Here is a blogpost by the CEO of the Centre for Social Justice, Andy Cook.
“Universal Credit (UC) is one of the most effective poverty-fighting tools we have. The CSJ is committed to ensuring it rolls out effectively, and that the Government makes the most of its potential to change people’s lives.
When it is fully rolled out, between 250,000 and 300,000 more people will have a job. To put that into perspective, it is the entire population of a city the size of Newcastle.
Moreover, recent data has shown that, compared with the old welfare system, people are more likely to find work, stay in work, and earn more money when on UC. This is hardly surprising given it simplifies the system, gives claimants a single work coach to guide them through the process, and lets them keep more of the money they earn.
It is replacing an old system, which is so punitive that people out of work keep as little as 4p in every pound they earn if they take a job, undermining the principle that it should always pay more to work.
Many of us who worked on the front lines supporting people who were unemployed remember this situation well, driving against a work disincentive as well as the disadvantages that were commonplace in the toughest areas.
UC can change that.
The CSJ has been involved with, and supportive of, UC since day one – we, alongside many of our Poverty Fighters Alliance, designed it in our 2009 paper Dynamic Benefits before it was rolled out by government.
This week we have made further suggestions to the Work and Pensions Select Committee, and suggested ways that UC could be strengthened as it is rolled out.
If UC is to be as effective a poverty fighting tool as it can be, it will need strong leadership to see it through. While the principles of UC have near universal support, questions have been raised about the way the rollout is being conducted. There is concern that the way new claimants come on to UC has put some claimants under financial hardship, leading them to miss rental payments, take out expensive loans, and go without basic daily necessities.
Criticism has particularly focused on the wait before receiving the first payment. As UC is rolled out to more claimants’ groups, across more Jobcentres around the country, some organisations and politicians have called for a pause. We feel this would be a mistake.
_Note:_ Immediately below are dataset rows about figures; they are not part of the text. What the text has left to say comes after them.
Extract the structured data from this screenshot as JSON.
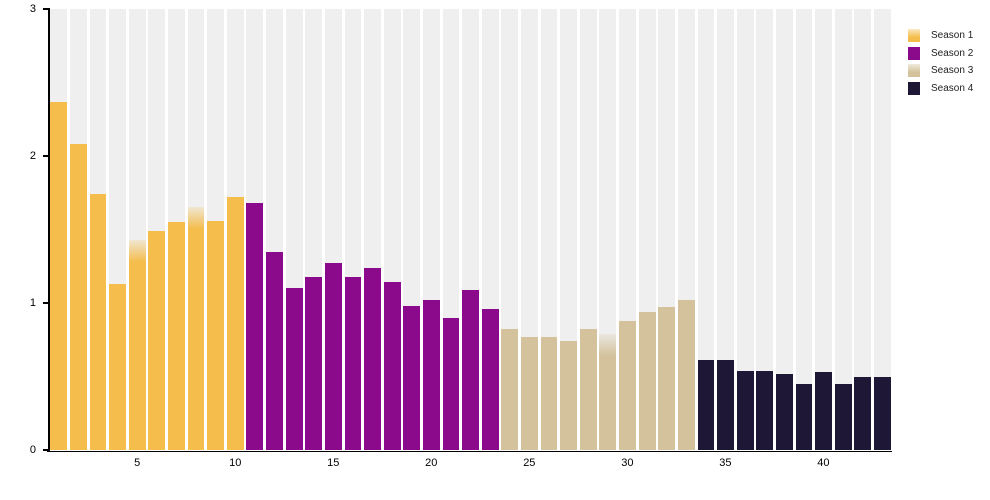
{
  "chart_data": {
    "type": "bar",
    "title": "",
    "xlabel": "",
    "ylabel": "",
    "ylim": [
      0,
      3
    ],
    "y_tick_values": [
      0,
      1,
      2,
      3
    ],
    "x_tick_values": [
      5,
      10,
      15,
      20,
      25,
      30,
      35,
      40
    ],
    "x_range": [
      1,
      43
    ],
    "grid": "vertical-background-bands",
    "band_color": "#efefef",
    "axis_color": "#000000",
    "legend_position": "top-right",
    "fade_top_bars": [
      5,
      8,
      29
    ],
    "series": [
      {
        "name": "Season 1",
        "color": "#f4bd4c",
        "legend_fade": true,
        "episodes": [
          1,
          2,
          3,
          4,
          5,
          6,
          7,
          8,
          9,
          10
        ],
        "values": [
          2.37,
          2.08,
          1.74,
          1.13,
          1.43,
          1.49,
          1.55,
          1.65,
          1.56,
          1.72
        ]
      },
      {
        "name": "Season 2",
        "color": "#8b0a8b",
        "legend_fade": false,
        "episodes": [
          11,
          12,
          13,
          14,
          15,
          16,
          17,
          18,
          19,
          20,
          21,
          22,
          23
        ],
        "values": [
          1.68,
          1.35,
          1.1,
          1.18,
          1.27,
          1.18,
          1.24,
          1.14,
          0.98,
          1.02,
          0.9,
          1.09,
          0.96
        ]
      },
      {
        "name": "Season 3",
        "color": "#d3c29b",
        "legend_fade": true,
        "episodes": [
          24,
          25,
          26,
          27,
          28,
          29,
          30,
          31,
          32,
          33
        ],
        "values": [
          0.82,
          0.77,
          0.77,
          0.74,
          0.82,
          0.79,
          0.88,
          0.94,
          0.97,
          1.02
        ]
      },
      {
        "name": "Season 4",
        "color": "#1e1836",
        "legend_fade": false,
        "episodes": [
          34,
          35,
          36,
          37,
          38,
          39,
          40,
          41,
          42,
          43
        ],
        "values": [
          0.61,
          0.61,
          0.54,
          0.54,
          0.52,
          0.45,
          0.53,
          0.45,
          0.5,
          0.5
        ]
      }
    ]
  },
  "axes": {
    "y_tick_labels": [
      "0",
      "1",
      "2",
      "3"
    ],
    "x_tick_labels": [
      "5",
      "10",
      "15",
      "20",
      "25",
      "30",
      "35",
      "40"
    ]
  },
  "legend": {
    "items": [
      {
        "label": "Season 1",
        "color": "#f4bd4c",
        "fade": true
      },
      {
        "label": "Season 2",
        "color": "#8b0a8b",
        "fade": false
      },
      {
        "label": "Season 3",
        "color": "#d3c29b",
        "fade": true
      },
      {
        "label": "Season 4",
        "color": "#1e1836",
        "fade": false
      }
    ]
  }
}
Any pause would increase uncertainty for JCP staff, cause confusion for claimants, delay the proven benefits of the system, and is ultimately not necessary for solving some of the implementation issues the Government is facing.
The CSJ welcomes the introduction of same-day budget advances to ease transition waits, and believes two further changes would help further smooth the shift of claimants moving from the legacy system to UC, and better reflect the original design and intent that the CSJ set out in 2009. These can be made without pausing the roll out and would go a long way to making the lives of many claimants safer and more secure.
Firstly, the Government could phase out the seven waiting days that all claimants must go through at the beginning of a claim and during which they aren’t eligible for any benefit payments. The premise of UC is that claimants are paid monthly, as you would be in any job. However, no job forces an employee to work for the first seven days for free. The cost of this small change would be approximately £140 million in the first year.
Secondly, the Government could reintroduce work allowances for all UC claimants, that were included until a few years ago. This would be a significant reinvestment in UC. The IFS estimates that, depending on how the work allowances were phased back in, this would cost £3.4 billion by 2020-21. The investment in work allowances would go directly into the pockets of those we most need to help. They increase the incentives for claimants to get a job, and help ensure that the job pays more than welfare by allowing the claimant to keep more of their pay check. Money for the investment could be found by stopping the planned increase in the Personal Tax Allowance, the benefits of which go disproportionately to wealthier earners.
As HM Treasury prepares the autumn budget, we are calling on the Government to make these changes. It will help make UC the most powerful mechanism for reducing poverty in the country. It will change lives and make work pay. This is an opportunity that should not be missed.